Sejak 6 Oktober, Israel melancarkan operasi darat yang masif ke wilayah utara Gaza, terutama di Kamp Jabalia, yang telah menewaskan lebih dari 1.300 warga Palestina dan melukai ribuan lainnya. Korban tewas terus meningkat, sementara banyak orang terjebak di bawah reruntuhan gedung yang hancur akibat serangan tersebut.
“Yang terluka menjadi syahid, yang sakit tak tertolong,” demikian deskripsi getir Direktur Rumah Sakit Lapangan Kementerian Kesehatan Gaza, Dr. Marwan Al-Hams, tentang kondisi di wilayah utara Gaza. Layanan medis di daerah tersebut praktis lumpuh total setelah berbagai rumah sakit di sana berhenti beroperasi akibat serangan Israel.

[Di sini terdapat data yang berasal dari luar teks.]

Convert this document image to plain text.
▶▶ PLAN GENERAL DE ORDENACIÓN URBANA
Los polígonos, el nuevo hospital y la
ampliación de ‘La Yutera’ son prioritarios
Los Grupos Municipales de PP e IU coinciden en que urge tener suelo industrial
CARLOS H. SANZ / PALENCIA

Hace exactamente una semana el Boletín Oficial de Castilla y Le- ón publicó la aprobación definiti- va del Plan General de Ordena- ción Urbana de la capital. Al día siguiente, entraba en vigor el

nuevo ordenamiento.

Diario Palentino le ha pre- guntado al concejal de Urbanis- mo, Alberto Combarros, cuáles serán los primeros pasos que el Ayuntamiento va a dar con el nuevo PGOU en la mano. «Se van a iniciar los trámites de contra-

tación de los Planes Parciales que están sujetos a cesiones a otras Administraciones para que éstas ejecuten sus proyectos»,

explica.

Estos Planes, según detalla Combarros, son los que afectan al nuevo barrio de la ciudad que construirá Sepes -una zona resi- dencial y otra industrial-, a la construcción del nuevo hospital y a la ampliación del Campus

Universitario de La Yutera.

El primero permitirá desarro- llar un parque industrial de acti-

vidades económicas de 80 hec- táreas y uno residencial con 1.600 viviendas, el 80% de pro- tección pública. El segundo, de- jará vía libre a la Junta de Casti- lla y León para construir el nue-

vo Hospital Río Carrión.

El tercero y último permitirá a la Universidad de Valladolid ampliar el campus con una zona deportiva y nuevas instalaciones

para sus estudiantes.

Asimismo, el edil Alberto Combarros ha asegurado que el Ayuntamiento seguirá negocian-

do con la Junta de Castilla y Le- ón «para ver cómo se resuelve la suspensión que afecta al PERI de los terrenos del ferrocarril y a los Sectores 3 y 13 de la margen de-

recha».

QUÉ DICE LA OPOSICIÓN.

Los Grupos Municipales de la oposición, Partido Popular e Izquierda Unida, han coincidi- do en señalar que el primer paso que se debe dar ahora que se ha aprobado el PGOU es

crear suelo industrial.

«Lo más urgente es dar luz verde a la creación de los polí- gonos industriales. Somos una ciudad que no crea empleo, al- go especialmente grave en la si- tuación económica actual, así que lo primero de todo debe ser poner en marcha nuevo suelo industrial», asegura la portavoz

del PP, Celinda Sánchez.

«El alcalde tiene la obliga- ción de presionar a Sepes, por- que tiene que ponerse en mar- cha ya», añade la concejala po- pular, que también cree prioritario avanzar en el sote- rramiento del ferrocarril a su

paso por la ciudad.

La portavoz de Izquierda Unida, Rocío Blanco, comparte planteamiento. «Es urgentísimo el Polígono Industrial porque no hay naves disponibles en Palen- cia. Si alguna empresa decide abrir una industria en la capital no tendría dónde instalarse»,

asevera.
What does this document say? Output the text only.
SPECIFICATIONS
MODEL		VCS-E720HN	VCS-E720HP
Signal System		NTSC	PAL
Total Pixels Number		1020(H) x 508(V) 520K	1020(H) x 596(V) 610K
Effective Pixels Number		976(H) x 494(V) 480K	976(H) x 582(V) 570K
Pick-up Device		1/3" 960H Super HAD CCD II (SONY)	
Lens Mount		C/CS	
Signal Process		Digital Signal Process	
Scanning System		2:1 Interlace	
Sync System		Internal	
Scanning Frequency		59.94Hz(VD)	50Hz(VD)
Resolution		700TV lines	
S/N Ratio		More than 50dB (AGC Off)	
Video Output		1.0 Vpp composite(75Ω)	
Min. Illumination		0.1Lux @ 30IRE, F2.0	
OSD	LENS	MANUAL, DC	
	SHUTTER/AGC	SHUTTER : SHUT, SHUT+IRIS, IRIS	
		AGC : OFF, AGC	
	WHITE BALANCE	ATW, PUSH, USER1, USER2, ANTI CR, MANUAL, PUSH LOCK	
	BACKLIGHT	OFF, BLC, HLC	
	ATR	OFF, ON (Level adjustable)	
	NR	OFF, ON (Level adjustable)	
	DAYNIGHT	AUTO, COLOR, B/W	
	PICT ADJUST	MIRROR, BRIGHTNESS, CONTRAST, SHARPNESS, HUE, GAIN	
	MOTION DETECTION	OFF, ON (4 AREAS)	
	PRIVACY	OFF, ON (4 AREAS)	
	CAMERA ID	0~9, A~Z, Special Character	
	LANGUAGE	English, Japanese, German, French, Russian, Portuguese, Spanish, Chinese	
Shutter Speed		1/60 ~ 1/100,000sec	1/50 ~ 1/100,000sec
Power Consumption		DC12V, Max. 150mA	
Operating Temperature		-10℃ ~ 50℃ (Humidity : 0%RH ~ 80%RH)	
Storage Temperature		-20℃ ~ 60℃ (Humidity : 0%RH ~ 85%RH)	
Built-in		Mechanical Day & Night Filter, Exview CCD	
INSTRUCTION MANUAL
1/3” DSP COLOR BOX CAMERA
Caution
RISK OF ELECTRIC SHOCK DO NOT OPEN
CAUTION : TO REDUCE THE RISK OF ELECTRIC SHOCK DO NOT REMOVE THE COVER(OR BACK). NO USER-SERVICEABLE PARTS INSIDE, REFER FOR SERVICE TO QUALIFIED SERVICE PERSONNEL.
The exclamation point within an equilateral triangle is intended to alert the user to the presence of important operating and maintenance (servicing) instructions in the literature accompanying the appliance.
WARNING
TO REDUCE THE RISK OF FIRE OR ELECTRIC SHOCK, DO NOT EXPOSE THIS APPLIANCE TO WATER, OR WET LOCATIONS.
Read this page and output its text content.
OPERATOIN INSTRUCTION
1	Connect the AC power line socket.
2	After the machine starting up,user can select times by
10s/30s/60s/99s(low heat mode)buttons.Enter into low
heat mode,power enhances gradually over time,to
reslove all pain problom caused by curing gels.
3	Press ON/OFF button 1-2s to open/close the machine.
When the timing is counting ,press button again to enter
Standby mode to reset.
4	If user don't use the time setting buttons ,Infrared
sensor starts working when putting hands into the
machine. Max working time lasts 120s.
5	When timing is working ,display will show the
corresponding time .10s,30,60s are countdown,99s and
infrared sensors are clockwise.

Dr. Al-Hams menyebut bahwa hanya ada satu dokter bedah yang tersisa di utara Gaza, yaitu Dr. Bakr Abu Safiya, yang bekerja di Rumah Sakit Al-Awda yang kini terkepung oleh pasukan Israel. Rumah sakit-rumah sakit yang menjadi “simbol kehidupan” bagi warga Gaza kini hancur atau tidak dapat berfungsi.
Sistem kesehatan Gaza tidak hanya kekurangan dokter, tetapi juga obat-obatan. Al-Hams mengungkapkan bahwa warga di Gaza bagian utara bahkan tidak memiliki akses ke obat-obatan dasar, termasuk vaksin polio yang terhambat pendistribusiannya akibat blokade Israel.
Sejumlah rumah sakit, termasuk kompleks medis utama seperti Al-Shifa di Gaza City, juga dihantam serangan, memaksa seluruh fasilitas berhenti beroperasi. Di Khan Yunis, Rumah Sakit Nasser diserang pada operasi darat Desember lalu dan baru bisa kembali beroperasi setelah perbaikan intensif. Saat ini, hanya ada empat rumah sakit swasta di Gaza, namun mereka kekurangan fasilitas untuk operasi bedah kompleks yang dibutuhkan.
Krisis kesehatan di Gaza semakin parah dengan adanya larangan dari Israel yang menghambat pengiriman tim medis internasional dan suplai medis. Meskipun ada upaya dari Palang Merah dan organisasi kemanusiaan lainnya untuk mendirikan rumah sakit lapangan, fasilitas tersebut masih sangat terbatas, terutama untuk layanan bedah.
Dr. Al-Hams menekankan bahwa bantuan medis internasional sangat diperlukan. Selain itu, Gaza juga membutuhkan fasilitas rumah sakit lapangan yang dilengkapi peralatan medis modern dan pasokan listrik yang memadai, karena banyak generator di rumah sakit saat ini sudah rusak.
Dalam perang ini, berdasarkan data pemerintah, lebih dari seribu tenaga medis terbunuh dan lebih dari 300 ditangkap, sementara 34 rumah sakit dan 80 pusat kesehatan tidak lagi beroperasi. Fasilitas medis yang masih berfungsi berjuang keras dalam kondisi yang sulit, dengan kekurangan alat kesehatan dan suku cadang untuk generator yang rusak.
Dr. Al-Hams menyimpulkan bahwa situasi ini merupakan krisis kemanusiaan yang membutuhkan perhatian dan intervensi segera dari komunitas internasional.